The baggage restrictions on her flight from Beijing to Pyongyang via Air Koryo were restrictive and she struggled to find garments that would be appropriate for the “incredibly vague” itinerary North Korea had planned for visitors which extended from cocktail evenings, theatre outings, bowling, seaside barbecues, and mountain hiking.
“This made me realise that purpose and utility of womens clothing are completely lost in design, despite the world being literally littered with clothes”
This experience led her to question the overall architecture of women’s fashion: the purpose behind clothing, the materials used and the quantities produced; giving rise to Viatrix Adventurewear.
I second, women’s fashion has always been more about aesthetics than utility but I’m curious: how can this shift change women’s fashion?
Nicola, one of the youngest to study fashion design at the prestigious Istituto Marangoni in Milan, told me she’s designing for “versatility, comfort & convertibility”. She’s researching Viatrix’s debut collection — currently delayed due to the ongoing pandemic — with a spectrum of women travelers, from backpackers to jet-setters to produce clothes that “can be worn to trek through a jungle by day, and equally to a Michelin star restaurant by night”.

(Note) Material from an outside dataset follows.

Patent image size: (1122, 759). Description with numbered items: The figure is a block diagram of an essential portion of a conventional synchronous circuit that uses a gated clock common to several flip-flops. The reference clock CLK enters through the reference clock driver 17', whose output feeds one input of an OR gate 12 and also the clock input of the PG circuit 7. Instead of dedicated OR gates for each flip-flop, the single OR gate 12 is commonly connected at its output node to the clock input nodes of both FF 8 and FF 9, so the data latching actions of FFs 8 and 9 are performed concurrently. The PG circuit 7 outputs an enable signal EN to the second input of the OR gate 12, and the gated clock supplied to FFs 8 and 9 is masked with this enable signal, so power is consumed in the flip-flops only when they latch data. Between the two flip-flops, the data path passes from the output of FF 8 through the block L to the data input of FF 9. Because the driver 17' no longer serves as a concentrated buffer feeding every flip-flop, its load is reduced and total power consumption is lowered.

Her network which ranges from women working in conflict zones to aid providers in refugee camps to documentary filmmakers are all requesting for the same thing: comfortable clothes that have utility beyond aesthetics and appear professional.
Nicola’s tacking this challenge with innovation. She’s designing clothes that are modular; various elements can be attached or detached to extend purpose, functional; armed with cleverly concealed pockets and RFID technology to securely carry confidential documents, and comfortable; using bamboo and recycled nylon as sustainable materials with added anti-bug lining to protect against bacteria and virus in harsh environments.

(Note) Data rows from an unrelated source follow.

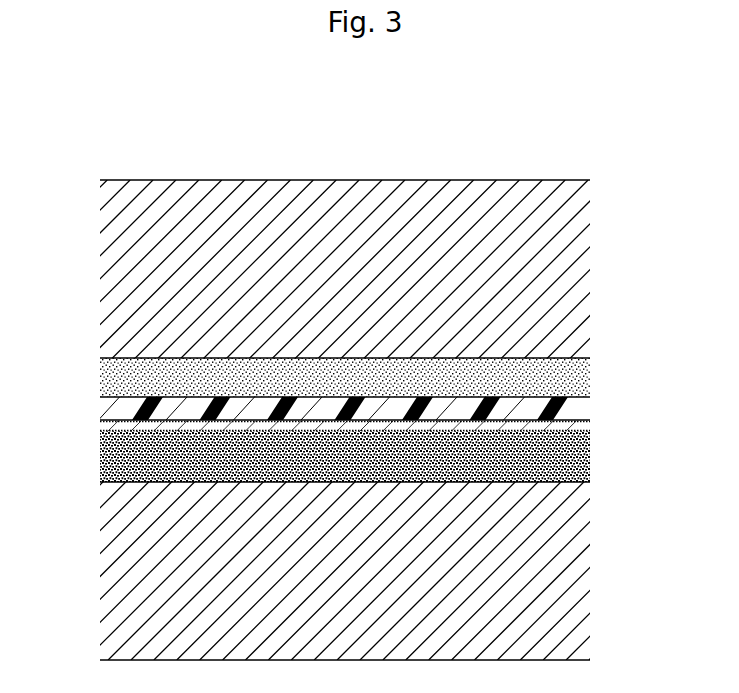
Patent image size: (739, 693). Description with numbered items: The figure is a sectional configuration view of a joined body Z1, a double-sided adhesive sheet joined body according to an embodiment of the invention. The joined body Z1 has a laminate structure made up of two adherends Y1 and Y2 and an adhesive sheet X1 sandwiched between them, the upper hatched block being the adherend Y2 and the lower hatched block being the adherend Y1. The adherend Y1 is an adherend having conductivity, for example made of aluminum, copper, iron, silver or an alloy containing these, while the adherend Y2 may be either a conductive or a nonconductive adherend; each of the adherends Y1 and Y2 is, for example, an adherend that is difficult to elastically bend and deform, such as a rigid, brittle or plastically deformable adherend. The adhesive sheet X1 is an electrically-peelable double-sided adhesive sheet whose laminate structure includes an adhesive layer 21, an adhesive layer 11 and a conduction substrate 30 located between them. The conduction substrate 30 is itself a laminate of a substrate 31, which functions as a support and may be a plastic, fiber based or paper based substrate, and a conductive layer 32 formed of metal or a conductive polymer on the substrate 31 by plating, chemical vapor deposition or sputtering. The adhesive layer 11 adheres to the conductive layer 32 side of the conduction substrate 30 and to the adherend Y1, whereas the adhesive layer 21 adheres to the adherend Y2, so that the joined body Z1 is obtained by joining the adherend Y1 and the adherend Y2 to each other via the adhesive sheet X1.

The joined body Z1 is at (473, 164).
The adherend Y2 is at (110, 266).
The adherend Y1 is at (110, 565).
The adhesive sheet X1 is at (96, 358).
The adhesive layer 21 is at (592, 364).
The conduction substrate 30 is at (660, 368).
The substrate 31 is at (592, 405).
The conductive layer 32 is at (590, 427).
The adhesive layer 11 is at (592, 455).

I wanted to offer women the same opportunity to present themselves in a way that affords them confidence as well as functionality.
I sense a strong spirit of adventure in Nicola’s story and purpose so I’m intrigued, can her brand be an act of empowerment for women?
She almost instantaneously affirms. The brand itself is an expression of her lived experiences of adventure travel and interactions with an inspiring cohort of women. Nicola spent two weeks scaling Mt. Kilimanjaro, something she describes as “the most exhilarating, awe-inspiring experience” of her life. She vividly describes the pride and joy of reaching the summit, dancing with the team at Fisher camp, eating icicles off the Walter Furtwängler glacier and, exploring the streets of Arusha, the gateway city to Mt. Kilimanjaro.
She narrates an exciting tale from Tanzania where she convinced her guides to let her drive through the city streets — an act uncommon for women in the country. Throughout our conversation, Nicola describes many more instances where she is in an active effort to change patriarchal mindsets, Viatrix Adventurewear being her current artillery.
Ultimately, her efforts are aligned to make women feel more empowered: about their travels, work, and leisure. Clothing is her way of reaching out and providing that confidence and convenience to shift purchasing behaviors in women’s fashion.
As a consumer, I am sold to the notion of becoming more aware of our consumption habits, the utility we seek from our clothing and the opportunity to pave a brave new path for women beyond aesthetics. Viatrix is doing their bit to change the world, we can do ours.